= Namdev Shastri Sanap =

Namdev Shastri Sanap is a preacher and kirtankar of the traditional Varkari sect and received his initial education at the Warkari Shikshan Sanstha in Alandi. After that, he studied the most difficult part of Sanskrit literature, Jurisprudence, under the guidance of Shri Guru Shri 1008 Swami Kashikanandgiriji Maharaj Dwadashdarshanacharya Anandavan Ashram Kandivali Mumbai Gurukul system for 9 years and obtained the 'Judicial' degree from Varanasi Vidyapeeth.

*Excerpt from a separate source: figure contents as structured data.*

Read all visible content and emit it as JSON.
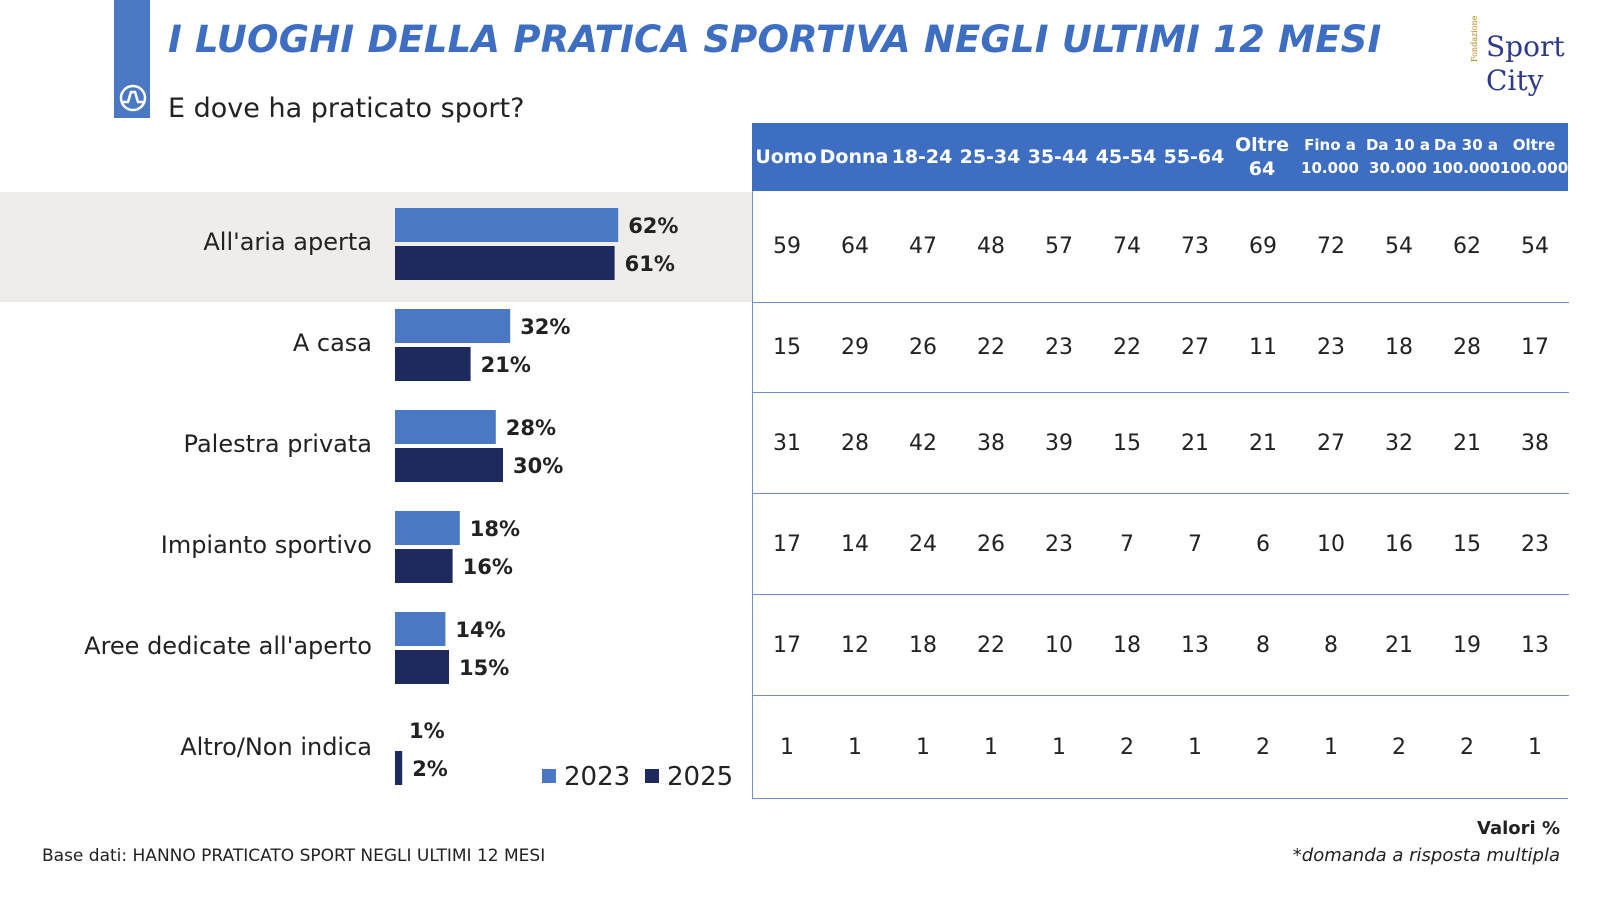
{
  "header": {
    "title": "I LUOGHI DELLA PRATICA SPORTIVA NEGLI ULTIMI 12 MESI",
    "subtitle": "E dove ha praticato sport?",
    "logo": {
      "fondazione": "Fondazione",
      "line1": "Sport",
      "line2": "City"
    }
  },
  "colors": {
    "accent": "#3d6ec1",
    "series_2023": "#4a78c2",
    "series_2025": "#1e2a5e",
    "highlight": "#efedea"
  },
  "chart_data": {
    "type": "bar",
    "orientation": "horizontal",
    "categories": [
      "All'aria aperta",
      "A casa",
      "Palestra privata",
      "Impianto sportivo",
      "Aree dedicate all'aperto",
      "Altro/Non indica"
    ],
    "series": [
      {
        "name": "2023",
        "values": [
          62,
          32,
          28,
          18,
          14,
          1
        ],
        "labels": [
          "62%",
          "32%",
          "28%",
          "18%",
          "14%",
          "1%"
        ]
      },
      {
        "name": "2025",
        "values": [
          61,
          21,
          30,
          16,
          15,
          2
        ],
        "labels": [
          "61%",
          "21%",
          "30%",
          "16%",
          "15%",
          "2%"
        ]
      }
    ],
    "xlim": [
      0,
      100
    ],
    "legend": "bottom-right"
  },
  "table": {
    "columns": [
      "Uomo",
      "Donna",
      "18-24",
      "25-34",
      "35-44",
      "45-54",
      "55-64",
      "Oltre\n64",
      "Fino a\n10.000",
      "Da 10 a\n30.000",
      "Da 30 a\n100.000",
      "Oltre\n100.000"
    ],
    "rows": [
      [
        "59",
        "64",
        "47",
        "48",
        "57",
        "74",
        "73",
        "69",
        "72",
        "54",
        "62",
        "54"
      ],
      [
        "15",
        "29",
        "26",
        "22",
        "23",
        "22",
        "27",
        "11",
        "23",
        "18",
        "28",
        "17"
      ],
      [
        "31",
        "28",
        "42",
        "38",
        "39",
        "15",
        "21",
        "21",
        "27",
        "32",
        "21",
        "38"
      ],
      [
        "17",
        "14",
        "24",
        "26",
        "23",
        "7",
        "7",
        "6",
        "10",
        "16",
        "15",
        "23"
      ],
      [
        "17",
        "12",
        "18",
        "22",
        "10",
        "18",
        "13",
        "8",
        "8",
        "21",
        "19",
        "13"
      ],
      [
        "1",
        "1",
        "1",
        "1",
        "1",
        "2",
        "1",
        "2",
        "1",
        "2",
        "2",
        "1"
      ]
    ]
  },
  "footer": {
    "base": "Base dati: HANNO PRATICATO SPORT NEGLI ULTIMI 12 MESI",
    "valori": "Valori %",
    "note": "*domanda a risposta multipla"
  }
}
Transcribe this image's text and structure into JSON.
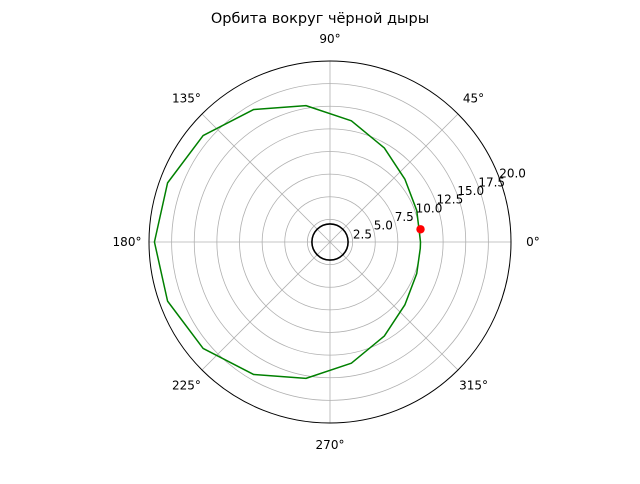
{
  "chart_data": {
    "type": "line",
    "projection": "polar",
    "title": "Орбита вокруг чёрной дыры",
    "theta_ticks": [
      {
        "deg": 0,
        "label": "0°"
      },
      {
        "deg": 45,
        "label": "45°"
      },
      {
        "deg": 90,
        "label": "90°"
      },
      {
        "deg": 135,
        "label": "135°"
      },
      {
        "deg": 180,
        "label": "180°"
      },
      {
        "deg": 225,
        "label": "225°"
      },
      {
        "deg": 270,
        "label": "270°"
      },
      {
        "deg": 315,
        "label": "315°"
      }
    ],
    "r_ticks": [
      {
        "value": 2.5,
        "label": "2.5"
      },
      {
        "value": 5.0,
        "label": "5.0"
      },
      {
        "value": 7.5,
        "label": "7.5"
      },
      {
        "value": 10.0,
        "label": "10.0"
      },
      {
        "value": 12.5,
        "label": "12.5"
      },
      {
        "value": 15.0,
        "label": "15.0"
      },
      {
        "value": 17.5,
        "label": "17.5"
      },
      {
        "value": 20.0,
        "label": "20.0"
      }
    ],
    "rlim": [
      0,
      20
    ],
    "grid": true,
    "series": [
      {
        "kind": "orbit",
        "color": "#008000",
        "points": [
          {
            "theta": 0,
            "r": 10.0
          },
          {
            "theta": 20,
            "r": 10.2
          },
          {
            "theta": 40,
            "r": 10.8
          },
          {
            "theta": 60,
            "r": 12.0
          },
          {
            "theta": 80,
            "r": 13.6
          },
          {
            "theta": 100,
            "r": 15.3
          },
          {
            "theta": 120,
            "r": 16.9
          },
          {
            "theta": 140,
            "r": 18.3
          },
          {
            "theta": 160,
            "r": 19.1
          },
          {
            "theta": 180,
            "r": 19.4
          },
          {
            "theta": 200,
            "r": 19.1
          },
          {
            "theta": 220,
            "r": 18.3
          },
          {
            "theta": 240,
            "r": 16.9
          },
          {
            "theta": 260,
            "r": 15.3
          },
          {
            "theta": 280,
            "r": 13.6
          },
          {
            "theta": 300,
            "r": 12.0
          },
          {
            "theta": 320,
            "r": 10.8
          },
          {
            "theta": 340,
            "r": 10.2
          },
          {
            "theta": 356,
            "r": 10.0
          }
        ]
      },
      {
        "kind": "event-horizon",
        "color": "#000000",
        "constant_r": 2.0
      },
      {
        "kind": "current-position",
        "color": "#ff0000",
        "points": [
          {
            "theta": 8,
            "r": 10.1
          }
        ]
      }
    ]
  }
}
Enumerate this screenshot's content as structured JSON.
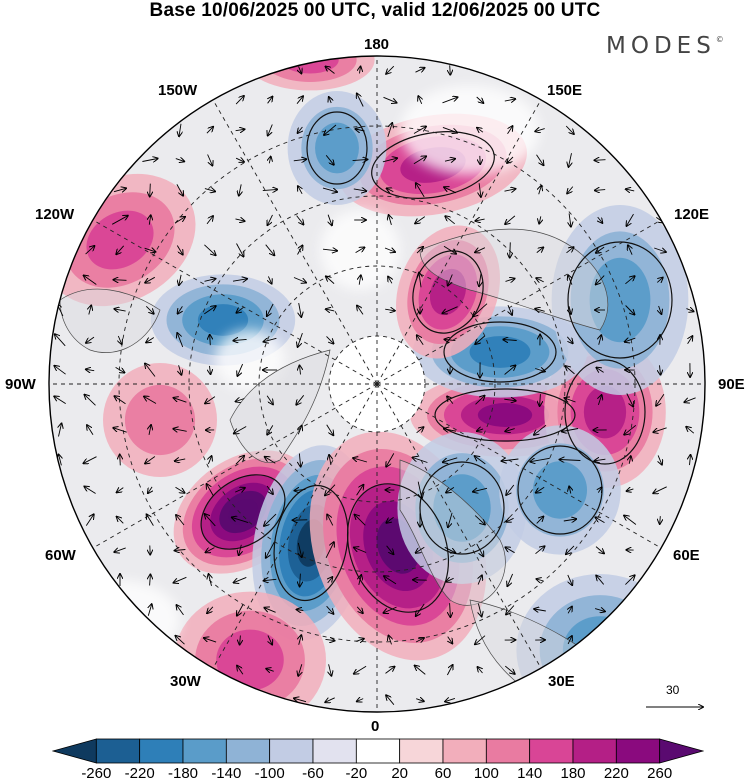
{
  "title": "Base 10/06/2025 00 UTC, valid 12/06/2025 00 UTC",
  "brand": {
    "name": "MODES",
    "mark": "©"
  },
  "longitude_labels": {
    "top": "180",
    "bottom": "0",
    "left": "90W",
    "right": "90E",
    "upper_left_1": "150W",
    "upper_left_2": "120W",
    "upper_right_1": "150E",
    "upper_right_2": "120E",
    "lower_left_1": "60W",
    "lower_left_2": "30W",
    "lower_right_1": "60E",
    "lower_right_2": "30E"
  },
  "reference_vector": {
    "label": "30"
  },
  "colorbar": {
    "ticks": [
      "-260",
      "-220",
      "-180",
      "-140",
      "-100",
      "-60",
      "-20",
      "20",
      "60",
      "100",
      "140",
      "180",
      "220",
      "260"
    ],
    "colors": [
      "#0f3a5f",
      "#1c5f93",
      "#2e7fb8",
      "#5a9cc9",
      "#8fb3d6",
      "#c2cce4",
      "#e2e2ef",
      "#ffffff",
      "#f7d6d9",
      "#f2aebb",
      "#e97ba1",
      "#d94596",
      "#b41f86",
      "#8a0a7e",
      "#5a0a70"
    ]
  },
  "anomaly_centers": [
    {
      "sign": "positive",
      "strength": 260
    },
    {
      "sign": "negative",
      "strength": 240
    },
    {
      "sign": "positive",
      "strength": 220
    },
    {
      "sign": "positive",
      "strength": 180
    },
    {
      "sign": "positive",
      "strength": 160
    },
    {
      "sign": "negative",
      "strength": 160
    },
    {
      "sign": "positive",
      "strength": 140
    },
    {
      "sign": "positive",
      "strength": 140
    },
    {
      "sign": "negative",
      "strength": 140
    },
    {
      "sign": "negative",
      "strength": 100
    },
    {
      "sign": "negative",
      "strength": 100
    },
    {
      "sign": "positive",
      "strength": 100
    },
    {
      "sign": "positive",
      "strength": 100
    },
    {
      "sign": "negative",
      "strength": 100
    },
    {
      "sign": "positive",
      "strength": 100
    },
    {
      "sign": "negative",
      "strength": 100
    },
    {
      "sign": "negative",
      "strength": 100
    },
    {
      "sign": "positive",
      "strength": 60
    }
  ]
}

He also did his MA (Marathi) from Pune University and obtained his PhD from Marathwada University on the subject of 'The Creation of Warkari Saints'. After the death of Bhim Singh Maharaj, he took over the responsibility of Bhagwangad as the successor to the throne of Bhagwangad and continues to study and teach Dnyaneshwari and Sanskrit. These speakers are both traditional and modern in their studies. "Their Kirtan and sermons" are very useful for Dnyaneshwari practitioners and are a solution to mental problems. Continuing the legacy of Bhagwan Baba , he has greatly developed the temple there. He has built large monasteries of Bhagwan Gad in Alandi, Pandharpur, Paithan and Aurangabad. Also, a grand temple of Shri Sant Dnyaneshwar Maharaj is being built at Bhagwan Gad and the work of propagating and spreading the Warkari sect is underway by establishing Dnyaneshwari University in 2004, which provides Warkari education.

== Guru tradition ==
According to the Bhagwangad, the lineage of Bhagwan Baba is as follows: Narayan Brahmadev Atri Dattatreya Janardanswami Sant Eknath Gavoba or Nityanand Anant Dayanand Swami Paithankar Anand Rishi Nagadnarayan Maharaj Mahadev Maharaj (first) Shetibaba (Dadasaheb Maharaj) Govind Maharaj Narsuu Maharaj Mahadev Maharaj (second) Manikbaba Sant Bhagwan Baba Bhimsingh Baba Namdev Shastri Baba

Efforts are underway to build a 60-foot-high main gate, a hall, a grand library that can hold more than two lakh books, an air-conditioned guest house at the foot of the fort, a garden, a jogging track, a meditation center, a grand museum of items used by Bhagwan Baba , a residential English school, a helipad facility on the 16-acre land of the temple at the foot of the fort, etc. for the development of the fort. At present, the work of the main gate is in progress. There are solar lights here and electricity is generated from wind energy. Science seems to be combined with spirituality at Bhagwangad.  Efforts are underway to include Shrikshetra Bhagwangad in the pilgrimage development plan, and to get the forest department land near Bhagwangad for the development of the fort.  Namdev Maharaj Shastri Sanap has done a lot of development work after taking charge of the development of the fort. Kitchen, Mahaprasad House, Parayan Hall, Kirtan Hall, Sant Vidyapeeth, Kirtan-Pravachan-Taal-Mridung training classes etc. Efforts are underway to construct internal roads

Development works worth Rs 25 crore have been completed at Shri Kshetra Bhagwangad. The Sansthan had decided to expand Bhagwangad, which is a symbol of religious harmony, across the state. Accordingly, branches of the fort were initially started in Alandi and Pandharpur. In the second phase, the Dnyaneshwari Adhyasan Kendra is starting in Aurangabad from Monday. In the third phase, a branch is being established in Paithan, and the work there is in progress.